University of Massachusetts

Primary Discipline

N/A
While researchers have documented the numerous structural barriers Black college students encounter throughout the educational system, researchers have not adequately investigated the role that the family and family obligations play in the higher education process. The proposed dissertation focuses on these familial relationships. I argue that Black students’ responsibilities to their mothers, fathers, and other extended and fictive kin create tradeoffs they must navigate as they try to juggle the demands of college with ongoing demands from family. To assess the involvement of families in the lives of college students, this dissertation will include three tiers: the first two are 51 in-depth interviews with Black undergraduates and 50 in-depth interviews with their mothers, in which I will examine both students’ and their mother’s accounts of interactions, the kinds of support exchanged, and expectations about college and family ties; the third tier includes 33 in-depth interviews with college personnel to provide and institutional perspective on the ways in which these offices interact with families and shape policy to address their concerns. My research questions are: 1) What do college students give to their families and how do they understand their familial expectations, responsibilities, and the support they give to kin? 2) What do families give to students and how do they perceive college demands and their children’s familial responsibilities? 3) To what extent and in what ways are college personnel assisting Black families? 4) How do these patterns vary by class and gender among Black college students? 5) How do such exchanges – from students to families and from families to students – affect college success and family dynamics? Preliminary findings suggest Black students’ commitment to collective, familial, and individual goals reinforces inequality in a college context that remains unresponsive to those demands. This dissertation offers a critique of standard views of the family and demonstrates a need for expanding our understanding of the strategies and institutional mechanisms that colleges can employ to better support increasingly diverse Black families as a way to ensure student engagement.
About Yolanda Wiggins
Yolanda Wiggins is a doctoral candidate in the Department of Sociology at the University of Massachusetts Amherst. She received her B.A. in Political Science and Women’s Studies from West Virginia University. Her research interests center on family, higher education, and race, with a focus on how Black college students engage in a balancing act of academic responsibilities and family obligations.
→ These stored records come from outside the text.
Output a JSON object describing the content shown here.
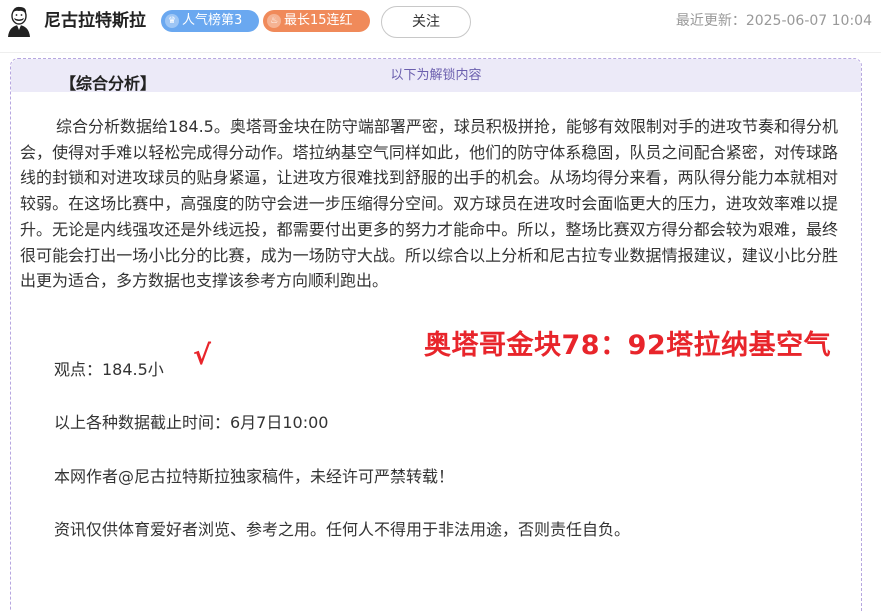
{
  "header": {
    "author_name": "尼古拉特斯拉",
    "avatar_icon": "portrait-avatar-icon",
    "badges": [
      {
        "label": "人气榜第3",
        "icon": "crown-icon",
        "color": "#6aa8f0"
      },
      {
        "label": "最长15连红",
        "icon": "flame-icon",
        "color": "#f08a5a"
      }
    ],
    "follow_label": "关注",
    "update_label": "最近更新：",
    "update_time": "2025-06-07 10:04"
  },
  "article": {
    "unlock_banner": "以下为解锁内容",
    "section_title": "【综合分析】",
    "analysis_text": "综合分析数据给184.5。奥塔哥金块在防守端部署严密，球员积极拼抢，能够有效限制对手的进攻节奏和得分机会，使得对手难以轻松完成得分动作。塔拉纳基空气同样如此，他们的防守体系稳固，队员之间配合紧密，对传球路线的封锁和对进攻球员的贴身紧逼，让进攻方很难找到舒服的出手的机会。从场均得分来看，两队得分能力本就相对较弱。在这场比赛中，高强度的防守会进一步压缩得分空间。双方球员在进攻时会面临更大的压力，进攻效率难以提升。无论是内线强攻还是外线远投，都需要付出更多的努力才能命中。所以，整场比赛双方得分都会较为艰难，最终很可能会打出一场小比分的比赛，成为一场防守大战。所以综合以上分析和尼古拉专业数据情报建议，建议小比分胜出更为适合，多方数据也支撑该参考方向顺利跑出。",
    "viewpoint": "观点：184.5小",
    "check_mark": "√",
    "final_score": "奥塔哥金块78：92塔拉纳基空气",
    "data_cutoff": "以上各种数据截止时间：6月7日10:00",
    "copyright": "本网作者@尼古拉特斯拉独家稿件，未经许可严禁转载！",
    "disclaimer": "资讯仅供体育爱好者浏览、参考之用。任何人不得用于非法用途，否则责任自负。"
  },
  "colors": {
    "accent_red": "#e8252b",
    "unlock_bg": "#eceaf8",
    "unlock_text": "#6b5fae"
  }
}
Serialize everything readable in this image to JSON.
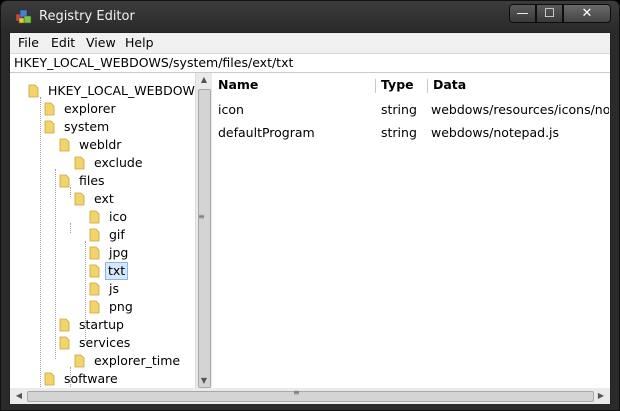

To assess the involvement of families in the lives of college students, her dissertation triangulates three sets of data: in-depth interviews with Black undergraduate men and women, their mothers who act as links to other kin, and college personnel, who are on the “front line” interacting with families, in a wide-range of on-campus offices to obtain an institutional perspective on the ways such offices either bridge the gap or separate families, students, and the university. Her research suggests that both family and college sometimes act as ‘greedy institutions,’ central to class production and reproduction projects, pulling students in different directions—the collective responsibilities to family may hinder the college experience, but at the same time, the college experience may hinder the fulfillment of family obligations. Her dissertation, publications, and presentations capture how family involvement often leads to an uneven playing field for students in higher education and how that process varies by race and class. She addresses policy suggestions on the ways post-secondary institutions can create a more equitable environment for underserved students and their families. Yolanda is a native of Washington, D.C. and a former Ronald E. McNair Scholar.